La 8ème Journée de l’Institut Psychanalytique de l’Enfant qui se tiendra le 22 mars 2025 à Issy-Les-Moulineaux, dont le titre est Rêves et fantasmes chez l’enfant, est une chance tout autant qu’une nécessité, pour maintenir vivace la joie que je trouve à mon travail en institution en tant que psychologue freudienne. Pour moi, travailler dans une institution qui accueille des enfants et des adolescents de l'illimité[1] relève d’un engagement éthique tout autant que de l'acte de ne pas reculer devant la psychose. La lecture des conséquences des discours contemporains sur l'enfant, sa famille, mais également sur les professionnels qui y travaillent fait partie du sel de la clinique institutionnelle. La généralisation massive du « diagnostic » de TDAH chez les enfants orientés dans l’ITEP dans lequel j’exerce produit un « tous pareils » qui commence à avoir un effet de non-sens pour les professionnels du champ éducatif. Ces derniers butent sur le hors-sens des symptômes d’agitation et de désinsertion au champ de l’Autre des enfants dont ils s’occupent. J’ai fait un pari, celui d’un travail de proximité auprès des éducateurs qui vise à soutenir l’ouverture sur le champ de la parole de l’enfant. Je constate que ce travail de mise en valeur de la parole de l’enfant et du goût pour les détails, produit un déplacement du dire des éducateurs. Ils se rendent compte que le TDAH ne cerne en rien ce qui relève de la singularité de l'enfant et qu’il ne donne aucune clé sur la manière d’y faire avec ce qui ne s’entame pas par la seule éducation. Alors ce diagnostic pris comme un signifiant parmi d’autres perd de sa consistance dans la chaîne des signifiants qui traversent l’institution.
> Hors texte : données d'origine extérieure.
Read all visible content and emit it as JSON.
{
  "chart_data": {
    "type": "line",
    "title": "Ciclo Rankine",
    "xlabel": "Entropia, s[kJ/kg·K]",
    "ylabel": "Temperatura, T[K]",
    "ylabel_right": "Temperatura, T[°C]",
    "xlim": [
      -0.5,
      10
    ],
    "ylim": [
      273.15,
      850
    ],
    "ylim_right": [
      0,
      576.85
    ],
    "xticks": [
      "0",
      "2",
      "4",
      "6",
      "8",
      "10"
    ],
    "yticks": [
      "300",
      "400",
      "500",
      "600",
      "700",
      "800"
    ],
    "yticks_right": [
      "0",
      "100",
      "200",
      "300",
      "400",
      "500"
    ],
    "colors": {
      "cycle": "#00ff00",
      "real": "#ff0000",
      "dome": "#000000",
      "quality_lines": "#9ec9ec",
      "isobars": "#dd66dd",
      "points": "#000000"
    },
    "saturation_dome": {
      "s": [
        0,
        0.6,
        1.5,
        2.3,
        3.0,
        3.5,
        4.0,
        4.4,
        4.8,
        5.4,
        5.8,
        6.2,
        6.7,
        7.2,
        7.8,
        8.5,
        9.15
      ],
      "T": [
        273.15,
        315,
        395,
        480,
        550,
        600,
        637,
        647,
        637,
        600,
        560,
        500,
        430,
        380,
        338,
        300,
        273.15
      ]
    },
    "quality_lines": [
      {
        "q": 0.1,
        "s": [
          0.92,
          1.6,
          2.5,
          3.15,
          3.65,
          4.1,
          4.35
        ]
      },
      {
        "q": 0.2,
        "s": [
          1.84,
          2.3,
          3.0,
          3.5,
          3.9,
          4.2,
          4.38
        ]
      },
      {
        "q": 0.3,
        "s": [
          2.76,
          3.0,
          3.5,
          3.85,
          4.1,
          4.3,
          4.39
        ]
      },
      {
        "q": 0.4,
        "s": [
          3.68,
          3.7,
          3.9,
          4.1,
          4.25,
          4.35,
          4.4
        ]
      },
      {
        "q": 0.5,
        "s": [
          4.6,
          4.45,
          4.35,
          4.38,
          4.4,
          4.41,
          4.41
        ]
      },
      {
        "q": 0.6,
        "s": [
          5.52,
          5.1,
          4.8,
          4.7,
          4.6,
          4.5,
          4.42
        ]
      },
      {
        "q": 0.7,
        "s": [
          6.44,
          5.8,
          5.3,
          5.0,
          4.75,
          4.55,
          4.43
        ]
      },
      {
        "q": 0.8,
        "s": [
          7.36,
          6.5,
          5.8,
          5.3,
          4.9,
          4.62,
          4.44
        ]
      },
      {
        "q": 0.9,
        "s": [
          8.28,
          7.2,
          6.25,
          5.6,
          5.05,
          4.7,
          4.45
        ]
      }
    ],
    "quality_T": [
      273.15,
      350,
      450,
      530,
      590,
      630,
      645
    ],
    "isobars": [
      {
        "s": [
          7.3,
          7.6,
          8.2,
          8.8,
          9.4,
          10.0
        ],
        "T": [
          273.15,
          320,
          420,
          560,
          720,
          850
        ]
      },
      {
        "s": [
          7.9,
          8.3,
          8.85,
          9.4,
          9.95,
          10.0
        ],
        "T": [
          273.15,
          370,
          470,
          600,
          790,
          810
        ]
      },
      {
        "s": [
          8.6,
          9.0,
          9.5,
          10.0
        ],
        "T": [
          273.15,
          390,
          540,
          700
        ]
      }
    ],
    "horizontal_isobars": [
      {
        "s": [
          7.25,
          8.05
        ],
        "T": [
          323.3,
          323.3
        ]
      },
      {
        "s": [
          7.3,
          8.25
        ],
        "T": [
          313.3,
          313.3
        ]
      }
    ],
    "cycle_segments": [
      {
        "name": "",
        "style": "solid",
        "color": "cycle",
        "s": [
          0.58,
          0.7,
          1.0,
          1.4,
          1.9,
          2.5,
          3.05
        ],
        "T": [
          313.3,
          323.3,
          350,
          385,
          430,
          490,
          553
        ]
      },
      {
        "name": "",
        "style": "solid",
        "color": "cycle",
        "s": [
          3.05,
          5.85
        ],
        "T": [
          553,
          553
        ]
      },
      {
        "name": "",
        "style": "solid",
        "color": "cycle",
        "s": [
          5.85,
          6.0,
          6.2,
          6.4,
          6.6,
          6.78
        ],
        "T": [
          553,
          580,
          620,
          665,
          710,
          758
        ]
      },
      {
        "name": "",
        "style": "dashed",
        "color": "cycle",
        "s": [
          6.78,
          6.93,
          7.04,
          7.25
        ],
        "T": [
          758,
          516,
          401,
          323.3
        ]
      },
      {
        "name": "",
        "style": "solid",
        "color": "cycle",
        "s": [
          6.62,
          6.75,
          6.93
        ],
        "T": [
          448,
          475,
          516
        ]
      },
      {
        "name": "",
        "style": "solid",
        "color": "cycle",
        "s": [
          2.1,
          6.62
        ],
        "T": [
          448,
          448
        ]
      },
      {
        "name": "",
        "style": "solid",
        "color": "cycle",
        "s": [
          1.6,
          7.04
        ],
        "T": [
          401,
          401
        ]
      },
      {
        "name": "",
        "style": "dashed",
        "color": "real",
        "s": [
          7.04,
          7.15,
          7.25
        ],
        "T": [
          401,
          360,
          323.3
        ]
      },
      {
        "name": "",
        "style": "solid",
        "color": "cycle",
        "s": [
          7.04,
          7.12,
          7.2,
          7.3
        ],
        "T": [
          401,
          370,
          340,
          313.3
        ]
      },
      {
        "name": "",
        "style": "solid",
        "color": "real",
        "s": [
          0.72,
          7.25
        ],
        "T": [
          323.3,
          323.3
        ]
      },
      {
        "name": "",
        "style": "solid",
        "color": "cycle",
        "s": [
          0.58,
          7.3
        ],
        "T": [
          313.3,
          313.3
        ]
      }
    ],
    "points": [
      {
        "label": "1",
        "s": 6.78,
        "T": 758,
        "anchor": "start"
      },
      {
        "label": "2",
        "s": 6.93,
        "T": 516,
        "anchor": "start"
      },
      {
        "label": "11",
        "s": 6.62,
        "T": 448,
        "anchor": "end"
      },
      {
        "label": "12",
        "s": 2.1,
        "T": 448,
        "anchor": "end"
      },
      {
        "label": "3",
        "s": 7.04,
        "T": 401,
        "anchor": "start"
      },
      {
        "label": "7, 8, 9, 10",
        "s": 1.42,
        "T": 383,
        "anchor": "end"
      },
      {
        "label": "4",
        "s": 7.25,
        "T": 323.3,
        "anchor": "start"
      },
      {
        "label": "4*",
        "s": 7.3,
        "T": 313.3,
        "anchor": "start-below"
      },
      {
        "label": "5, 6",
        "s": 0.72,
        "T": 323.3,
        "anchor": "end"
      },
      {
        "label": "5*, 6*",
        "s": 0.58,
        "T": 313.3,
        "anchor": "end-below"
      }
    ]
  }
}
Par contre la précision et la rigueur de la clinique que nous construisons ensemble est orientée par l’appui sur les concepts freudiens qui font orientation.
La 8ème Journée de l’Institut de l’Enfant du Champ freudien est un précieux soutien épistémique pour ne pas reculer devant le pousse à l’évaporation de la clinique à l'œuvre dans les « bonnes pratiques » recommandées par l’ARS. La préparation à cette journée d’étude me permet de trouver des points d’éclairage inédits de la clinique par l’appui sur un savoir en constante élaboration. L’articulation de la clinique à la théorie est un work in progress permanent.
S’intéresser aux rêves et aux fantasmes de l’enfant, c’est s'intéresser au réel pulsionnel qu’il traite ainsi qu'à des moments de constitution subjective qu’ils indiquent. Lorsque je me fais adresse de son récit fictionnel, l’enfant me dévoile la façon toute singulière qu’il a de se loger dans « stabitat qu’est le langage[2] ».
L’éclairage psychanalytique participe alors à faire exister la singularité de l’enfant et fait résonner son inconscient. Je constate, non sans une certaine satisfaction, que ce discours se diffuse discrètement, mais assurément, dans l’institution.
La fiction n’est pas mensonge, mais « déplacement et condensation d’une valeur de jouissance sur une représentation imaginaire[3] », ce qui change la façon d’entendre et d’accueillir les fantasmes et rêves de l’enfant pour l'élever à la dignité d’un travail très sérieux de construction de sa réalité subjective. Faire une place d’exception à ce qu’articule l’enfant de ses fantaisies ouvre le champ de son énonciation singulière nouée à l’inconscient.
Ainsi chaque journée de l’Institut de l’Enfant est une boussole pour orienter la façon d'accueillir les énonciations singulières de chaque enfant ou adolescent qui tente de cerner un impossible à représenter, en ouvrant la voie de son désir par une construction signifiante adressée.
[1] Cf Marty M.-C., Les adolescents de l’illimité, Chronique sociale, 2015.
[2] Lacan J., « L’étourdit », Autres écrits, Paris, Seuil, 2001, p. 474.
[3] Roy D., « Rêves et fantasmes chez l’enfant », Institut psychanalytique de l’enfant, disponible sur internet.